The good news – Rex is potty trained.

The bad news – “potty trained” is a relative term.

I am also pleased to report that after six days sequestered in my house, I finally made it outside today. I am not one of those people who can survive being confined in one small space without other people to laugh with. I was kind of going insane. It’s okay to laugh at yourself, but when you’re standing in the kitchen all alone cackling like a crazy woman, it’s just not the same. I’m also happy to report that today I used shampoo and toothpaste, such an improvement.

Now I’m off to the doctor with a sick baby (yes, I know it’s late). I think the flu shot is a hoax.


  1. Yay for Rex being potty trained! I think Ally is completely done. I’m happy. Only minor leaks from my girl.

    Hey, I have a couple of questions about your salami diet. Did you use deli salami or the tube salami?

    And do you have trouble with your gall bladder on this diet?

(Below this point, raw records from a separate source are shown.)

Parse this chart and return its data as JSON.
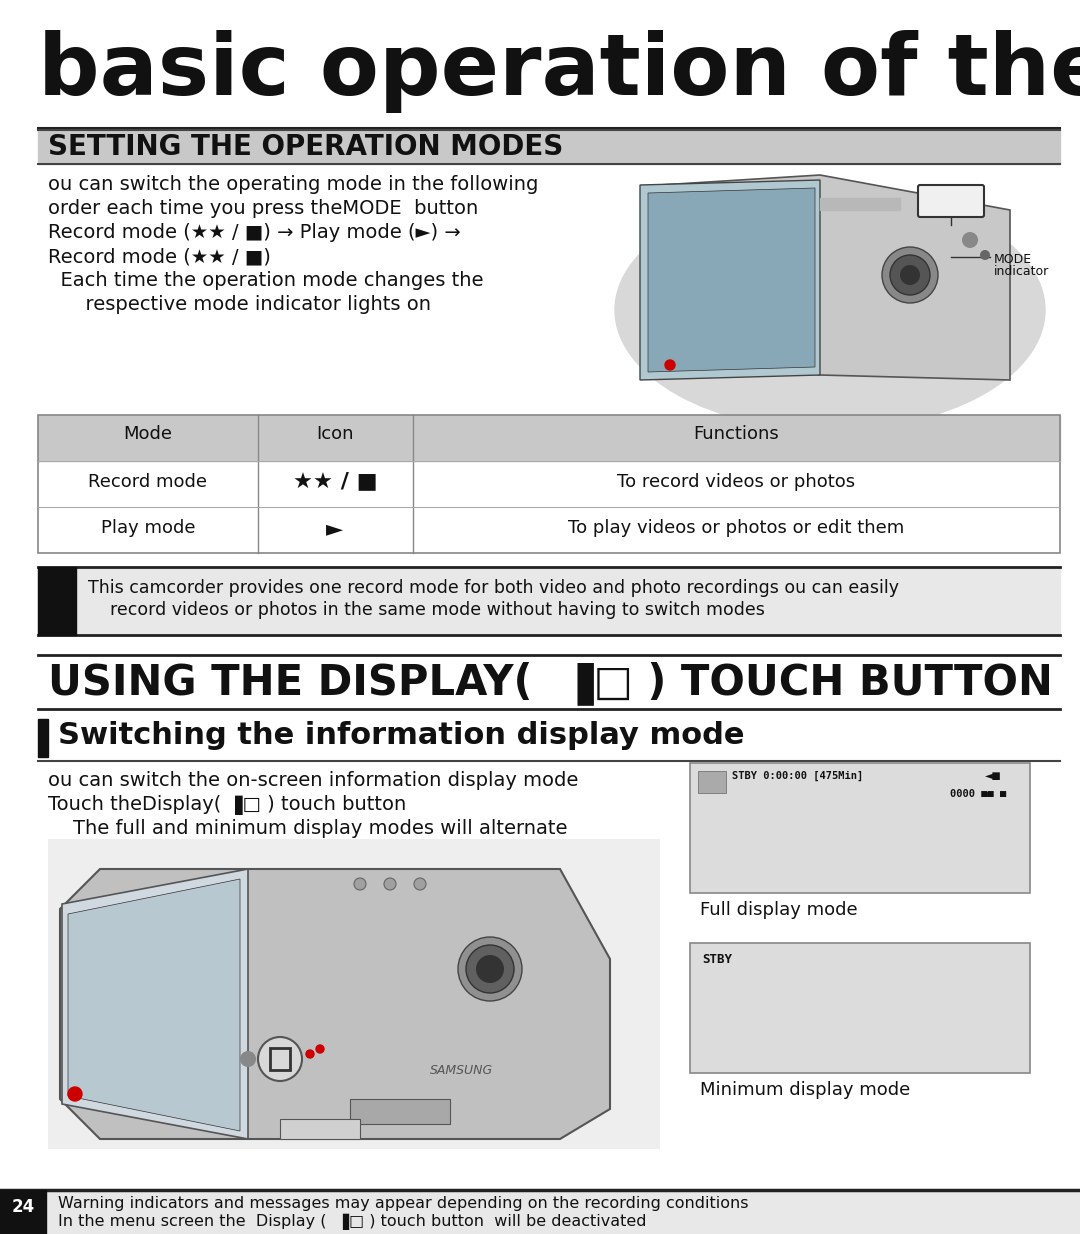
{
  "title": "basic operation of the camcorde",
  "sec1_title": "SETTING THE OPERATION MODES",
  "body1_lines": [
    "ou can switch the operating mode in the following",
    "order each time you press the​MODE  button",
    "Record mode (•• / □) → Play mode (►) →",
    "Record mode (•• / □)",
    "Each time the operation mode changes the",
    "    respective mode indicator lights on"
  ],
  "table_header": [
    "Mode",
    "Icon",
    "Functions"
  ],
  "row1": [
    "Record mode",
    "•• / □",
    "To record videos or photos"
  ],
  "row2": [
    "Play mode",
    "►",
    "To play videos or photos or edit them"
  ],
  "note1_text1": "This camcorder provides one record mode for both video and photo recordings ou can easily",
  "note1_text2": "    record videos or photos in the same mode without having to switch modes",
  "sec2_title": "USING THE DISPLAY(  ▐□ ) TOUCH BUTTON",
  "sec2_sub": "Switching the information display mode",
  "body2_lines": [
    "ou can switch the on-screen information display mode",
    "Touch the​Display( ▐□ ) touch button",
    "    The full and minimum display modes will alternate"
  ],
  "full_display_stby": "STBY 0:00:00 [475Min]",
  "full_display_line2": "0000",
  "full_display_label": "Full display mode",
  "min_display_stby": "STBY",
  "min_display_label": "Minimum display mode",
  "footer_line1": "Warning indicators and messages may appear depending on the recording conditions",
  "footer_line2": "In the menu screen the  Display (  ▐□ ) touch button  will be deactivated",
  "page_num": "24",
  "bg": "#ffffff",
  "gray_light": "#e8e8e8",
  "gray_med": "#c8c8c8",
  "gray_dark": "#555555",
  "black": "#111111",
  "disp_bg": "#dcdcdc",
  "disp_border": "#888888"
}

  2. I brushed my teeth today too!! Gosh we are on a roll together!

  3. Poor baby. Not your sick baby. You. Stuck in the house with toilet training and vomit? Sounds like you need a long visit to a restaurant (without buying anything) and some good book-talk. Hope everyone feels better!

  4. Um, and thanks for the ad right over there. That’s a lovely thing!

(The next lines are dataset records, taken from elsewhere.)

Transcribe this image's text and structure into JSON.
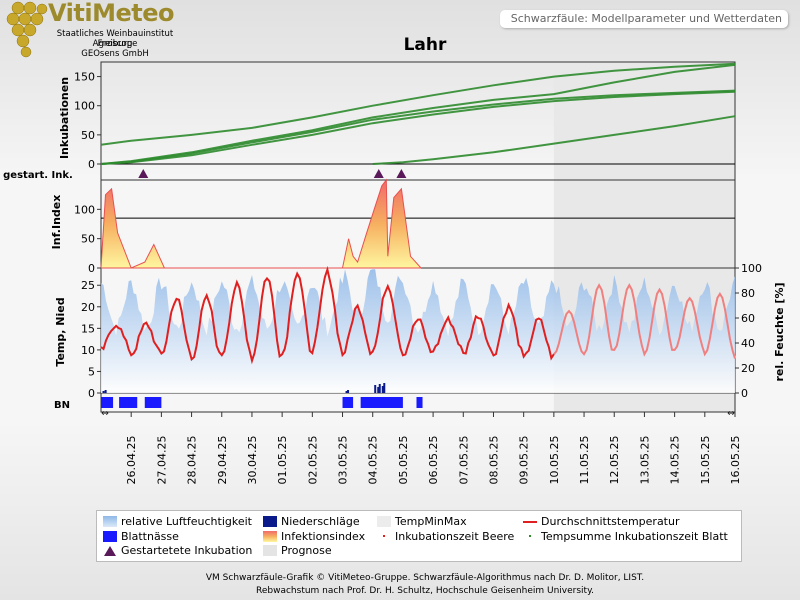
{
  "header": {
    "brand": "VitiMeteo",
    "institutes": [
      "Staatliches Weinbauinstitut Freiburg",
      "Agroscope",
      "GEOsens GmbH"
    ],
    "model_box": "Schwarzfäule: Modellparameter und Wetterdaten",
    "title": "Lahr"
  },
  "panels": {
    "inkubationen": "Inkubationen",
    "gestartet": "gestart. Ink.",
    "infindex": "Inf.Index",
    "temp": "Temp, Nied",
    "feuchte": "rel. Feuchte [%]",
    "bn": "BN"
  },
  "legend": {
    "rlf": "relative Luftfeuchtigkeit",
    "nied": "Niederschläge",
    "tmm": "TempMinMax",
    "dt": "Durchschnittstemperatur",
    "blattnaesse": "Blattnässe",
    "infidx": "Infektionsindex",
    "ibeere": "Inkubationszeit Beere",
    "tsumme": "Tempsumme Inkubationszeit Blatt",
    "gstart": "Gestartetete Inkubation",
    "prognose": "Prognose"
  },
  "footer": {
    "line1": "VM Schwarzfäule-Grafik © VitiMeteo-Gruppe. Schwarzfäule-Algorithmus nach Dr. D. Molitor, LIST.",
    "line2": "Rebwachstum nach Prof. Dr. H. Schultz, Hochschule Geisenheim University."
  },
  "colors": {
    "inkubation": "#2e8b2e",
    "temperature": "#e02020",
    "forecast_temperature": "#f08080",
    "humidity": "#8fb8e8",
    "precipitation": "#0a1a8a",
    "leaf_wetness": "#1a1aff",
    "started_marker": "#5a1a5a",
    "forecast_bg": "#e8e8e8"
  },
  "chart_data": {
    "type": "line",
    "x_dates": [
      "25.04.25",
      "26.04.25",
      "27.04.25",
      "28.04.25",
      "29.04.25",
      "30.04.25",
      "01.05.25",
      "02.05.25",
      "03.05.25",
      "04.05.25",
      "05.05.25",
      "06.05.25",
      "07.05.25",
      "08.05.25",
      "09.05.25",
      "10.05.25",
      "11.05.25",
      "12.05.25",
      "13.05.25",
      "14.05.25",
      "15.05.25",
      "16.05.25"
    ],
    "x_ticks": [
      "26.04.25",
      "27.04.25",
      "28.04.25",
      "29.04.25",
      "30.04.25",
      "01.05.25",
      "02.05.25",
      "03.05.25",
      "04.05.25",
      "05.05.25",
      "06.05.25",
      "07.05.25",
      "08.05.25",
      "09.05.25",
      "10.05.25",
      "11.05.25",
      "12.05.25",
      "13.05.25",
      "14.05.25",
      "15.05.25",
      "16.05.25"
    ],
    "forecast_start": "10.05.25",
    "inkubationen": {
      "ylim": [
        0,
        175
      ],
      "yticks": [
        0,
        50,
        100,
        150
      ],
      "series": [
        {
          "x": [
            "25.04.25",
            "26.04.25",
            "28.04.25",
            "30.04.25",
            "02.05.25",
            "04.05.25",
            "06.05.25",
            "08.05.25",
            "10.05.25",
            "12.05.25",
            "14.05.25",
            "16.05.25"
          ],
          "y": [
            33,
            40,
            50,
            62,
            80,
            100,
            118,
            135,
            150,
            160,
            167,
            172
          ]
        },
        {
          "x": [
            "25.04.25",
            "26.04.25",
            "28.04.25",
            "30.04.25",
            "02.05.25",
            "04.05.25",
            "06.05.25",
            "08.05.25",
            "10.05.25",
            "12.05.25",
            "14.05.25",
            "16.05.25"
          ],
          "y": [
            0,
            5,
            20,
            40,
            58,
            80,
            96,
            110,
            120,
            140,
            158,
            170
          ]
        },
        {
          "x": [
            "25.04.25",
            "26.04.25",
            "28.04.25",
            "30.04.25",
            "02.05.25",
            "04.05.25",
            "06.05.25",
            "08.05.25",
            "10.05.25",
            "12.05.25",
            "14.05.25",
            "16.05.25"
          ],
          "y": [
            0,
            4,
            18,
            37,
            55,
            76,
            90,
            102,
            112,
            118,
            122,
            126
          ]
        },
        {
          "x": [
            "25.04.25",
            "26.04.25",
            "28.04.25",
            "30.04.25",
            "02.05.25",
            "04.05.25",
            "06.05.25",
            "08.05.25",
            "10.05.25",
            "12.05.25",
            "14.05.25",
            "16.05.25"
          ],
          "y": [
            0,
            3,
            15,
            33,
            50,
            70,
            85,
            98,
            108,
            115,
            120,
            124
          ]
        },
        {
          "x": [
            "04.05.25",
            "05.05.25",
            "06.05.25",
            "08.05.25",
            "10.05.25",
            "12.05.25",
            "14.05.25",
            "16.05.25"
          ],
          "y": [
            0,
            3,
            8,
            20,
            35,
            50,
            65,
            82
          ]
        }
      ]
    },
    "gestartete_inkubation": [
      "26.04.25",
      "04.05.25",
      "05.05.25"
    ],
    "infektionsindex": {
      "ylim": [
        0,
        150
      ],
      "yticks": [
        0,
        50,
        100
      ],
      "threshold": 85,
      "x": [
        "25.04.25",
        "25.04.25",
        "25.04.25",
        "25.04.25",
        "26.04.25",
        "26.04.25",
        "26.04.25",
        "27.04.25",
        "03.05.25",
        "03.05.25",
        "03.05.25",
        "03.05.25",
        "04.05.25",
        "04.05.25",
        "04.05.25",
        "04.05.25",
        "05.05.25",
        "05.05.25",
        "05.05.25",
        "05.05.25",
        "06.05.25"
      ],
      "y": [
        0,
        125,
        135,
        60,
        0,
        10,
        40,
        0,
        0,
        50,
        20,
        10,
        60,
        100,
        140,
        150,
        20,
        120,
        135,
        20,
        0
      ]
    },
    "temperature": {
      "ylim": [
        0,
        29
      ],
      "yticks": [
        0,
        5,
        10,
        15,
        20,
        25
      ],
      "observed_daily_min": [
        10,
        9,
        9,
        8,
        9,
        8,
        9,
        10,
        9,
        10,
        9,
        10,
        9,
        9,
        8
      ],
      "observed_daily_max": [
        16,
        16,
        22,
        22,
        25,
        27,
        28,
        28,
        20,
        25,
        17,
        17,
        18,
        20,
        17
      ],
      "forecast_daily_min": [
        9,
        9,
        10,
        9,
        10,
        9,
        8
      ],
      "forecast_daily_max": [
        19,
        25,
        25,
        24,
        22,
        23,
        22
      ]
    },
    "humidity": {
      "ylim": [
        0,
        100
      ],
      "yticks": [
        0,
        20,
        40,
        60,
        80,
        100
      ]
    },
    "precipitation_days": [
      "25.04.25",
      "03.05.25",
      "04.05.25"
    ],
    "blattnaesse": [
      {
        "from": "25.04.25",
        "to": "25.04.25"
      },
      {
        "from": "25.04.25",
        "to": "26.04.25"
      },
      {
        "from": "26.04.25",
        "to": "27.04.25"
      },
      {
        "from": "03.05.25",
        "to": "04.05.25"
      },
      {
        "from": "04.05.25",
        "to": "05.05.25"
      },
      {
        "from": "06.05.25",
        "to": "06.05.25"
      }
    ]
  }
}
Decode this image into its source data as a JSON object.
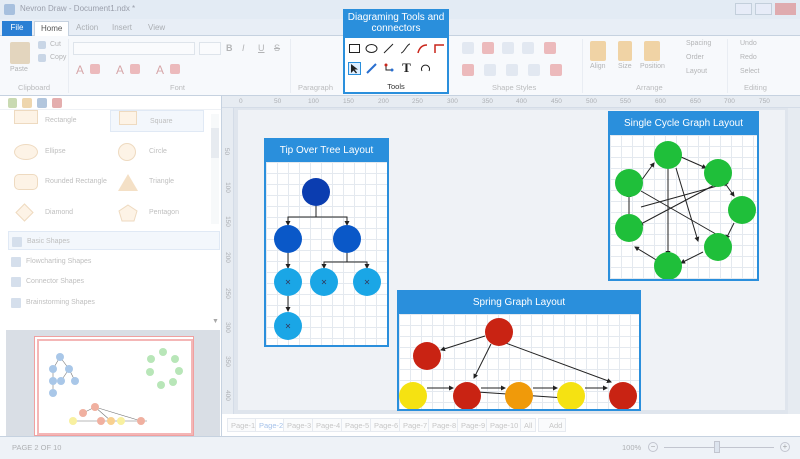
{
  "app": {
    "title": "Nevron Draw - Document1.ndx *"
  },
  "tabs": [
    "File",
    "Home",
    "Action",
    "Insert",
    "View"
  ],
  "ribbon": {
    "clipboard": {
      "label": "Clipboard",
      "paste": "Paste",
      "cut": "Cut",
      "copy": "Copy"
    },
    "font": {
      "label": "Font"
    },
    "paragraph": {
      "label": "Paragraph"
    },
    "tools": {
      "label": "Tools"
    },
    "shape_styles": {
      "label": "Shape Styles"
    },
    "arrange": {
      "label": "Arrange",
      "align": "Align",
      "size": "Size",
      "position": "Position",
      "spacing": "Spacing",
      "order": "Order",
      "layout": "Layout"
    },
    "editing": {
      "label": "Editing",
      "undo": "Undo",
      "redo": "Redo",
      "select": "Select"
    }
  },
  "callout": {
    "title": "Diagraming Tools and connectors"
  },
  "library": {
    "shapes": [
      "Rectangle",
      "Square",
      "Ellipse",
      "Circle",
      "Rounded Rectangle",
      "Triangle",
      "Diamond",
      "Pentagon"
    ],
    "categories": [
      "Basic Shapes",
      "Flowcharting Shapes",
      "Connector Shapes",
      "Brainstorming Shapes"
    ]
  },
  "diagram": {
    "tree_title": "Tip Over Tree Layout",
    "cycle_title": "Single Cycle Graph Layout",
    "spring_title": "Spring Graph Layout"
  },
  "ruler": {
    "top": [
      "0",
      "50",
      "100",
      "150",
      "200",
      "250",
      "300",
      "350",
      "400",
      "450",
      "500",
      "550",
      "600",
      "650",
      "700",
      "750"
    ],
    "left": [
      "50",
      "100",
      "150",
      "200",
      "250",
      "300",
      "350",
      "400"
    ]
  },
  "pages": [
    "Page-1",
    "Page-2",
    "Page-3",
    "Page-4",
    "Page-5",
    "Page-6",
    "Page-7",
    "Page-8",
    "Page-9",
    "Page-10",
    "All",
    "Add"
  ],
  "active_page": "Page-2",
  "status": {
    "page": "PAGE 2 OF 10",
    "zoom": "100%",
    "zoom_level": 1.0
  },
  "colors": {
    "accent": "#2a8fdc",
    "tree_dark": "#0b3db0",
    "tree_mid": "#0a58c8",
    "tree_light": "#1aa6e6",
    "cycle": "#1fbf3a",
    "spring_red": "#c92313",
    "spring_orange": "#f09a0a",
    "spring_yellow": "#f5e212"
  }
}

    (My 13-year-old showed me that – it’s a kiss. Scary? You betcha.)

  5. I didn’t brush my teeth today….I’ll turn my head as I post this comment.

  6. I got the shampoo thing done….toothpaste….nope. And flu shots are just syringes filled with spit, or water, or that one kind of koolaid that has no coloring in it. Basically, they’re useless.

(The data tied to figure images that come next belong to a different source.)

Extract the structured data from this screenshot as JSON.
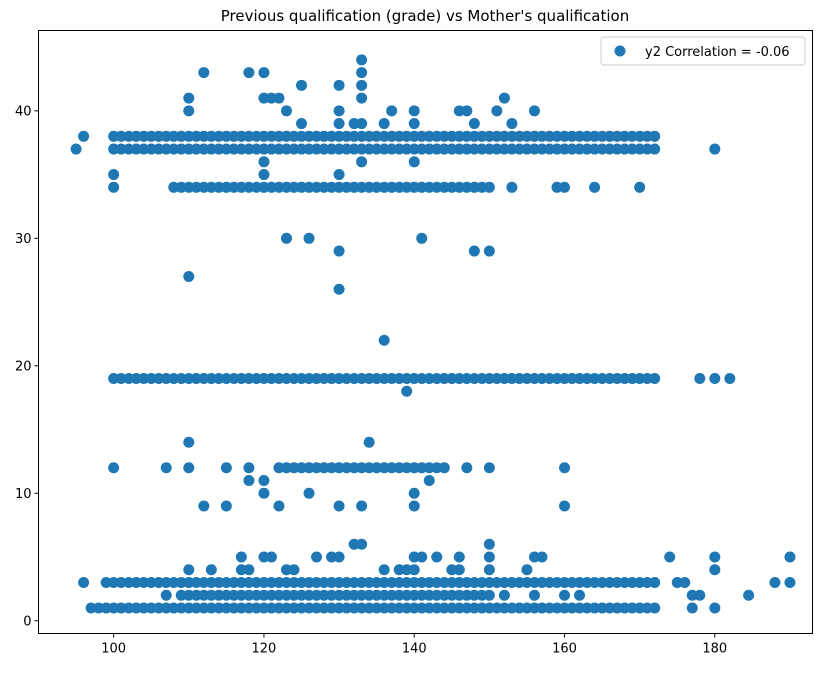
{
  "chart_data": {
    "type": "scatter",
    "title": "Previous qualification (grade) vs Mother's qualification",
    "xlabel": "",
    "ylabel": "",
    "xlim": [
      90,
      193
    ],
    "ylim": [
      -1,
      46.3
    ],
    "xticks": [
      100,
      120,
      140,
      160,
      180
    ],
    "yticks": [
      0,
      10,
      20,
      30,
      40
    ],
    "grid": false,
    "legend": {
      "position": "top-right"
    },
    "marker_color": "#1f77b4",
    "series": [
      {
        "name": "y2 Correlation = -0.06",
        "color": "#1f77b4",
        "bands": [
          {
            "y": 1,
            "x_from": 97,
            "x_to": 172,
            "step": 1
          },
          {
            "y": 3,
            "x_from": 100,
            "x_to": 172,
            "step": 1
          },
          {
            "y": 19,
            "x_from": 100,
            "x_to": 172,
            "step": 1
          },
          {
            "y": 37,
            "x_from": 100,
            "x_to": 172,
            "step": 1
          },
          {
            "y": 38,
            "x_from": 100,
            "x_to": 172,
            "step": 1
          },
          {
            "y": 34,
            "x_from": 108,
            "x_to": 150,
            "step": 1
          },
          {
            "y": 2,
            "x_from": 109,
            "x_to": 150,
            "step": 1
          },
          {
            "y": 12,
            "x_from": 122,
            "x_to": 143,
            "step": 1
          }
        ],
        "points": [
          [
            95,
            37
          ],
          [
            96,
            38
          ],
          [
            96,
            3
          ],
          [
            97,
            1
          ],
          [
            99,
            1
          ],
          [
            99,
            3
          ],
          [
            100,
            12
          ],
          [
            100,
            34
          ],
          [
            100,
            35
          ],
          [
            100,
            19
          ],
          [
            101,
            1
          ],
          [
            101,
            3
          ],
          [
            101,
            37
          ],
          [
            101,
            38
          ],
          [
            102,
            1
          ],
          [
            102,
            3
          ],
          [
            102,
            37
          ],
          [
            102,
            38
          ],
          [
            103,
            1
          ],
          [
            103,
            19
          ],
          [
            105,
            1
          ],
          [
            105,
            19
          ],
          [
            105,
            37
          ],
          [
            106,
            1
          ],
          [
            106,
            3
          ],
          [
            106,
            19
          ],
          [
            106,
            37
          ],
          [
            107,
            2
          ],
          [
            107,
            12
          ],
          [
            107,
            19
          ],
          [
            107,
            38
          ],
          [
            108,
            1
          ],
          [
            108,
            34
          ],
          [
            108,
            38
          ],
          [
            109,
            2
          ],
          [
            109,
            19
          ],
          [
            109,
            3
          ],
          [
            110,
            1
          ],
          [
            110,
            3
          ],
          [
            110,
            4
          ],
          [
            110,
            12
          ],
          [
            110,
            14
          ],
          [
            110,
            19
          ],
          [
            110,
            27
          ],
          [
            110,
            34
          ],
          [
            110,
            37
          ],
          [
            110,
            38
          ],
          [
            110,
            40
          ],
          [
            110,
            41
          ],
          [
            111,
            2
          ],
          [
            111,
            34
          ],
          [
            111,
            19
          ],
          [
            112,
            9
          ],
          [
            112,
            37
          ],
          [
            112,
            43
          ],
          [
            113,
            4
          ],
          [
            114,
            34
          ],
          [
            115,
            9
          ],
          [
            115,
            12
          ],
          [
            116,
            34
          ],
          [
            117,
            4
          ],
          [
            117,
            5
          ],
          [
            118,
            4
          ],
          [
            118,
            11
          ],
          [
            118,
            12
          ],
          [
            118,
            34
          ],
          [
            118,
            43
          ],
          [
            119,
            3
          ],
          [
            120,
            2
          ],
          [
            120,
            5
          ],
          [
            120,
            10
          ],
          [
            120,
            11
          ],
          [
            120,
            34
          ],
          [
            120,
            35
          ],
          [
            120,
            36
          ],
          [
            120,
            41
          ],
          [
            120,
            43
          ],
          [
            121,
            3
          ],
          [
            121,
            5
          ],
          [
            121,
            41
          ],
          [
            122,
            9
          ],
          [
            122,
            12
          ],
          [
            122,
            41
          ],
          [
            123,
            3
          ],
          [
            123,
            4
          ],
          [
            123,
            12
          ],
          [
            123,
            30
          ],
          [
            123,
            34
          ],
          [
            123,
            40
          ],
          [
            124,
            2
          ],
          [
            124,
            4
          ],
          [
            125,
            39
          ],
          [
            125,
            42
          ],
          [
            126,
            10
          ],
          [
            126,
            30
          ],
          [
            126,
            34
          ],
          [
            127,
            12
          ],
          [
            127,
            5
          ],
          [
            128,
            34
          ],
          [
            129,
            5
          ],
          [
            129,
            12
          ],
          [
            130,
            5
          ],
          [
            130,
            9
          ],
          [
            130,
            26
          ],
          [
            130,
            29
          ],
          [
            130,
            35
          ],
          [
            130,
            39
          ],
          [
            130,
            40
          ],
          [
            130,
            42
          ],
          [
            131,
            12
          ],
          [
            132,
            6
          ],
          [
            132,
            39
          ],
          [
            133,
            1
          ],
          [
            133,
            6
          ],
          [
            133,
            9
          ],
          [
            133,
            12
          ],
          [
            133,
            36
          ],
          [
            133,
            39
          ],
          [
            133,
            41
          ],
          [
            133,
            42
          ],
          [
            133,
            43
          ],
          [
            133,
            44
          ],
          [
            134,
            12
          ],
          [
            134,
            14
          ],
          [
            135,
            12
          ],
          [
            136,
            4
          ],
          [
            136,
            12
          ],
          [
            136,
            22
          ],
          [
            136,
            39
          ],
          [
            137,
            40
          ],
          [
            138,
            4
          ],
          [
            139,
            4
          ],
          [
            139,
            18
          ],
          [
            140,
            4
          ],
          [
            140,
            5
          ],
          [
            140,
            9
          ],
          [
            140,
            10
          ],
          [
            140,
            12
          ],
          [
            140,
            36
          ],
          [
            140,
            39
          ],
          [
            140,
            40
          ],
          [
            141,
            5
          ],
          [
            141,
            12
          ],
          [
            141,
            30
          ],
          [
            142,
            11
          ],
          [
            142,
            12
          ],
          [
            143,
            5
          ],
          [
            144,
            2
          ],
          [
            144,
            12
          ],
          [
            145,
            2
          ],
          [
            145,
            4
          ],
          [
            146,
            4
          ],
          [
            146,
            5
          ],
          [
            146,
            40
          ],
          [
            147,
            2
          ],
          [
            147,
            12
          ],
          [
            147,
            40
          ],
          [
            148,
            29
          ],
          [
            148,
            39
          ],
          [
            150,
            5
          ],
          [
            150,
            4
          ],
          [
            150,
            6
          ],
          [
            150,
            12
          ],
          [
            150,
            29
          ],
          [
            150,
            34
          ],
          [
            151,
            40
          ],
          [
            152,
            2
          ],
          [
            152,
            41
          ],
          [
            153,
            34
          ],
          [
            153,
            39
          ],
          [
            154,
            3
          ],
          [
            155,
            4
          ],
          [
            156,
            2
          ],
          [
            156,
            5
          ],
          [
            156,
            40
          ],
          [
            157,
            5
          ],
          [
            157,
            37
          ],
          [
            158,
            37
          ],
          [
            159,
            1
          ],
          [
            159,
            34
          ],
          [
            160,
            2
          ],
          [
            160,
            3
          ],
          [
            160,
            9
          ],
          [
            160,
            12
          ],
          [
            160,
            19
          ],
          [
            160,
            34
          ],
          [
            160,
            37
          ],
          [
            160,
            38
          ],
          [
            161,
            1
          ],
          [
            161,
            19
          ],
          [
            161,
            37
          ],
          [
            161,
            38
          ],
          [
            162,
            1
          ],
          [
            162,
            2
          ],
          [
            162,
            3
          ],
          [
            162,
            19
          ],
          [
            162,
            37
          ],
          [
            163,
            1
          ],
          [
            163,
            3
          ],
          [
            163,
            19
          ],
          [
            163,
            37
          ],
          [
            164,
            19
          ],
          [
            164,
            34
          ],
          [
            164,
            38
          ],
          [
            165,
            3
          ],
          [
            165,
            19
          ],
          [
            165,
            37
          ],
          [
            166,
            1
          ],
          [
            166,
            19
          ],
          [
            167,
            1
          ],
          [
            167,
            19
          ],
          [
            167,
            37
          ],
          [
            167,
            38
          ],
          [
            168,
            1
          ],
          [
            168,
            19
          ],
          [
            168,
            37
          ],
          [
            168,
            38
          ],
          [
            169,
            1
          ],
          [
            169,
            19
          ],
          [
            170,
            1
          ],
          [
            170,
            3
          ],
          [
            170,
            19
          ],
          [
            170,
            34
          ],
          [
            170,
            37
          ],
          [
            170,
            38
          ],
          [
            172,
            1
          ],
          [
            172,
            3
          ],
          [
            172,
            19
          ],
          [
            172,
            37
          ],
          [
            172,
            38
          ],
          [
            174,
            5
          ],
          [
            175,
            3
          ],
          [
            176,
            3
          ],
          [
            177,
            1
          ],
          [
            177,
            2
          ],
          [
            178,
            2
          ],
          [
            178,
            19
          ],
          [
            180,
            1
          ],
          [
            180,
            4
          ],
          [
            180,
            5
          ],
          [
            180,
            19
          ],
          [
            180,
            37
          ],
          [
            182,
            19
          ],
          [
            184.5,
            2
          ],
          [
            188,
            3
          ],
          [
            190,
            3
          ],
          [
            190,
            5
          ]
        ]
      }
    ]
  }
}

  7. Three cheers to your getting outside. Three cheers on the potty training . and Three cheers on the shampoo and toothpaste —you have making great strides here Annie girl. Hope baby starts feeling well soon.

  8. I had one of the worst cases of the flu the year that I got a flu shot. So, yeah, I’m suspicious.

  9. Go REX!

    And go Annie! Toothpaste is a miracle.

    I hope Junie isn’t too sick. 🙁

  10. Flu shots seem to me about as effective as vitamins added to Cap’n’Crunch.

    Sorry about the sick little one!

    Woo Hoo! On potty training! Curse relativity!

  11. annie valentine says:

    Kari – Summer sausage from Costco or Walmart. It’s delish, and I have never had any health problems. I do eat lots of greens, broccoli, etc. Make sure you get the fiber and nutrients and you’ll be in great shape.

  12. Being completely homebound for a week is only one of the many reasons to hate potty training. It’s also the leading cause of women failing to use toothpaste and shampoo.

    Glad you pulled out of it okay.

  13. Please note that this grandmother learned years ago, when babies were just starting and especially boys, to go to the bathroom properly is to think out-side the wet pants. Flush-out the water in the toilet with a plunger and then take the rest out with a plastic cup. ha ha. Next step, is to dry a spot and paint a bulls-eye with red fingernail polish at the bottom. Actually, the big boys like it, too. Yes, you can count on me for weird and bizarre information.

  14. Wow, I want my 2 yr old to be potty trained, but she is just not ready. Little twerp.

  15. My secret to potty training is CHOCOLATE MILK.